Jane's Addiction: The Joys of Jane Eyre

Today, we have a term that would have been impossible two hundred years ago, when Jane Austen’s novel Emma was published: “Jane-ites.” Jane Austen, not popular in her lifetime, or for decades after her death, is now a full-time literary industry, with cogs that never stop. The sales of Austen-themed coffee mugs alone would have supported an entire quaint English village for years. Imagine the dress Jane Austen would have worn to the Academy Awards, not to mention her response to J-Lo’s skin-tastic frock. As for Jane Austen fridge magnets, Jane asks, “What’s a fridge?”

But it is a different Jane I come to talk about today: Jane Eyre.

The Brontë /Austen divide is not insignificant. Brontë is darker, and the passions of her characters are as wild and unruly as the moors on which the stories by the Brontë sisters were written and take place. There is a perverse sensibility at work in Brontë novels, railing against society and failing to remain neatly in the roles prescribed by the times. Mr. Rochester asks his new governess, “Do you think me handsome?” and Jane says, “No, sir.” Wow. First job? But this is a leading lady a la Brontë. Hers is a world without filter.

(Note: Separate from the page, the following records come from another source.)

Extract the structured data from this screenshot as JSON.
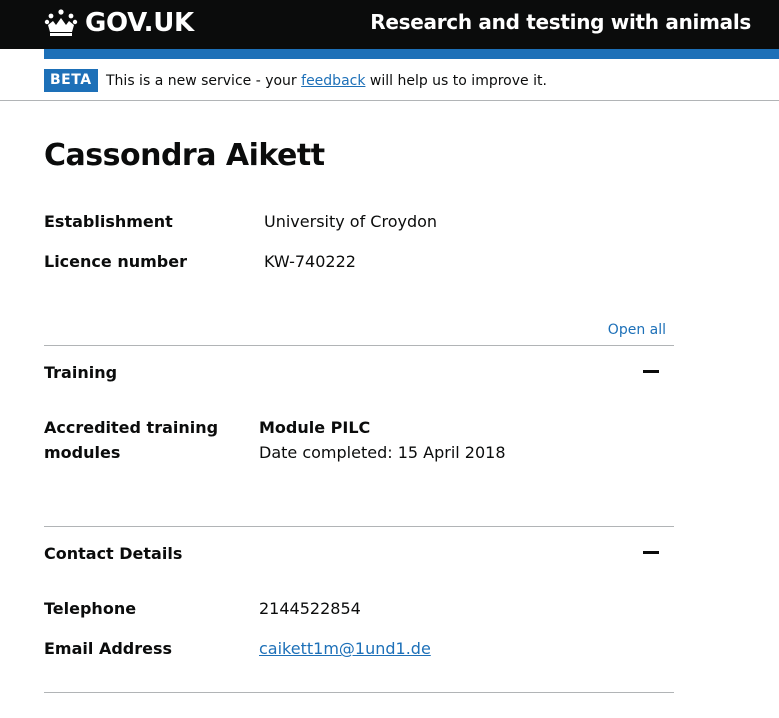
{
  "header": {
    "logo_text": "GOV.UK",
    "service_name": "Research and testing with animals",
    "colors": {
      "background": "#0b0c0c",
      "accent_bar": "#1d70b8"
    }
  },
  "phase_banner": {
    "tag": "BETA",
    "text_before": "This is a new service - your ",
    "link_text": "feedback",
    "text_after": " will help us to improve it."
  },
  "page": {
    "title": "Cassondra Aikett",
    "summary": [
      {
        "key": "Establishment",
        "value": "University of Croydon"
      },
      {
        "key": "Licence number",
        "value": "KW-740222"
      }
    ]
  },
  "accordion": {
    "open_all_label": "Open all",
    "sections": [
      {
        "heading": "Training",
        "toggle_icon": "minus-icon",
        "key_lines": [
          "Accredited training",
          "modules"
        ],
        "module_name": "Module PILC",
        "module_detail": "Date completed: 15 April 2018"
      },
      {
        "heading": "Contact Details",
        "toggle_icon": "minus-icon",
        "rows": [
          {
            "key": "Telephone",
            "value": "2144522854"
          },
          {
            "key": "Email Address",
            "value": "caikett1m@1und1.de"
          }
        ]
      }
    ]
  },
  "colors": {
    "link": "#1d70b8",
    "text": "#0b0c0c",
    "rule": "#b1b4b6"
  }
}
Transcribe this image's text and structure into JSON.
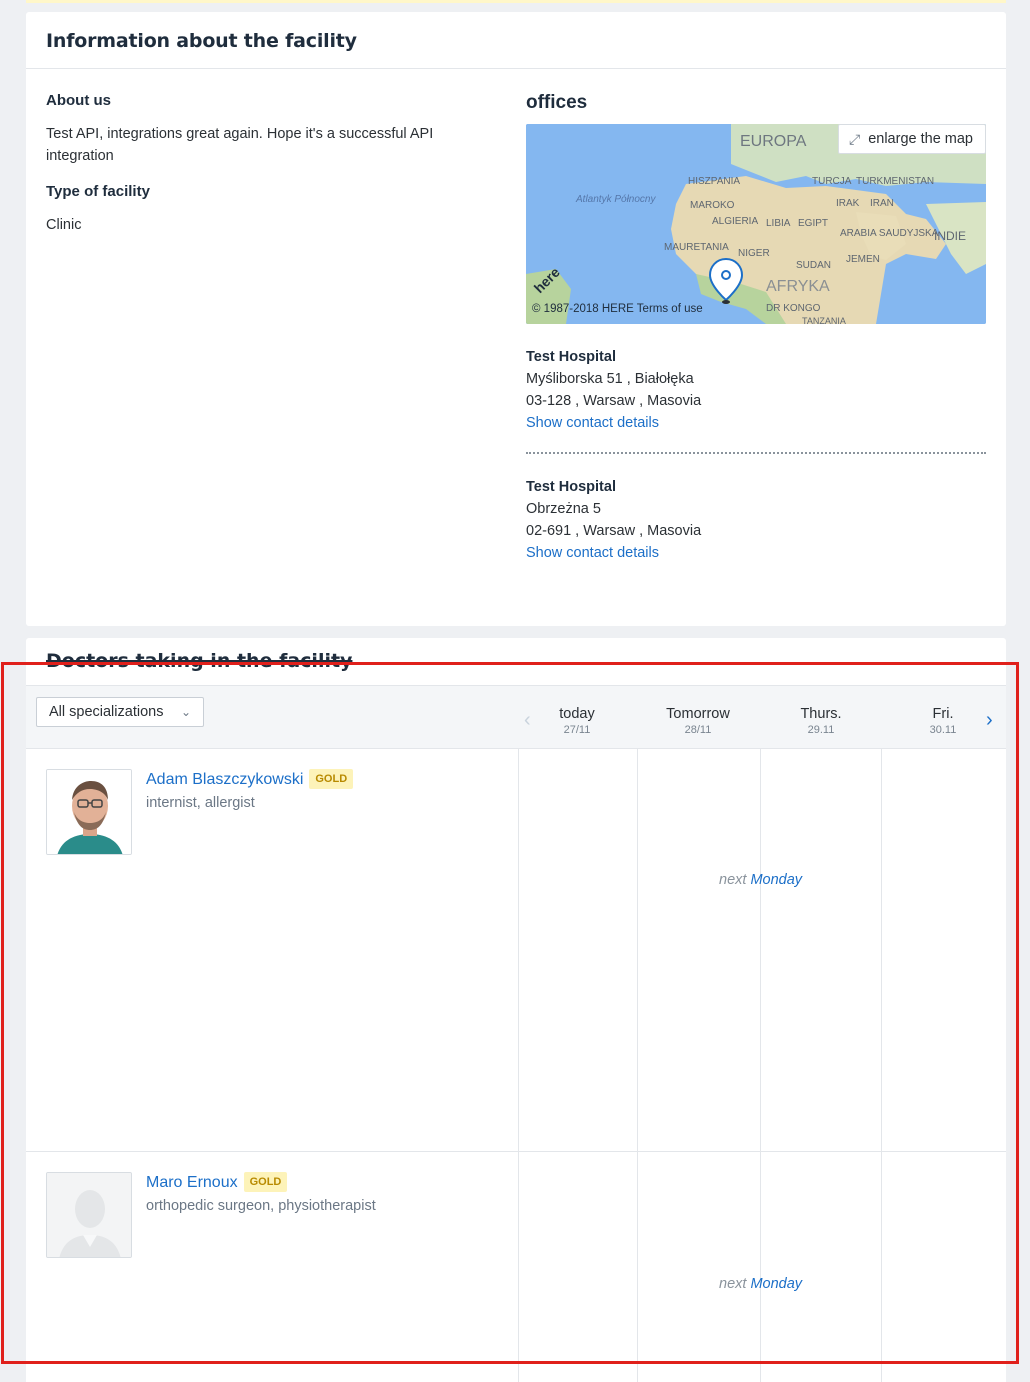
{
  "facility": {
    "title": "Information about the facility",
    "about_heading": "About us",
    "about_text": "Test API, integrations great again. Hope it's a successful API integration",
    "type_heading": "Type of facility",
    "type_value": "Clinic"
  },
  "offices": {
    "heading": "offices",
    "enlarge_label": "enlarge the map",
    "map_copyright": "© 1987-2018 HERE Terms of use",
    "map_brand": "here",
    "map_labels": [
      "EUROPA",
      "Atlantyk Północny",
      "HISZPANIA",
      "TURCJA",
      "TURKMENISTAN",
      "MAROKO",
      "IRAK",
      "IRAN",
      "ALGIERIA",
      "LIBIA",
      "EGIPT",
      "ARABIA SAUDYJSKA",
      "INDIE",
      "MAURETANIA",
      "NIGER",
      "JEMEN",
      "SUDAN",
      "AFRYKA",
      "DR KONGO",
      "TANZANIA"
    ],
    "list": [
      {
        "name": "Test Hospital",
        "line1": "Myśliborska 51 , Białołęka",
        "line2": "03-128 , Warsaw , Masovia",
        "link": "Show contact details"
      },
      {
        "name": "Test Hospital",
        "line1": "Obrzeżna 5",
        "line2": "02-691 , Warsaw , Masovia",
        "link": "Show contact details"
      }
    ]
  },
  "doctors": {
    "title": "Doctors taking in the facility",
    "filter_label": "All specializations",
    "days": [
      {
        "label": "today",
        "date": "27/11"
      },
      {
        "label": "Tomorrow",
        "date": "28/11"
      },
      {
        "label": "Thurs.",
        "date": "29.11"
      },
      {
        "label": "Fri.",
        "date": "30.11"
      }
    ],
    "list": [
      {
        "name": "Adam Blaszczykowski",
        "badge": "GOLD",
        "specialties": "internist, allergist",
        "next_word": "next",
        "next_day": "Monday"
      },
      {
        "name": "Maro Ernoux",
        "badge": "GOLD",
        "specialties": "orthopedic surgeon, physiotherapist",
        "next_word": "next",
        "next_day": "Monday"
      }
    ]
  }
}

Brontë heroines disobey, forget their place, and are free and independent beings, usually thrown into freedom by tragedy. They exist outside of normal society, and while much of their existence is interior, when they use their outside voices it is always to thrilling, dramatic effect. The nearly half a century that stands between Austen and Brontë is partly accountable for their differences, and the Regency era versus the Victorian. But what we are really talking about is a difference in temperament, the shaping influences of environment, and the interior nature of the artist.

For me, the joy of this other Jane, Miss Eyre, is in her soulful, often tormented worldview. Known primarily for its gothic romance, the launching pad of the poor-governess-meets-handsome-single-aristocrat genre that is, weirdly, at the root of what made Fifty Shades of Grey such a blockbuster, Jane Eyre, which innovated in its use of the first person, is packed with brilliant, moving, and bracingly fresh, even now, observations about life. “I spoke as I felt,” says Jane. Charlotte Brontë believed that art was most convincing when it is based on personal experience, and it is for this preternatural wisdom and candid expression of Jane’s private feelings that I come to this novel over and over. Of course, the speaker to whom I am most drawn is Brontë herself. These are her ideas and her heart revealed.

When the Oxford Exchange chose its first title for our Library Collection line of deluxe, leather-bound editions, I went straight to Jane Eyre, not because it is a good “old” book and its first edition would have looked just like the one we produced, although those things are true. I picked it because it is still modern, still relevant, and the communication of emotional and spiritual truths is clear and sympathetic. In short: we can relate.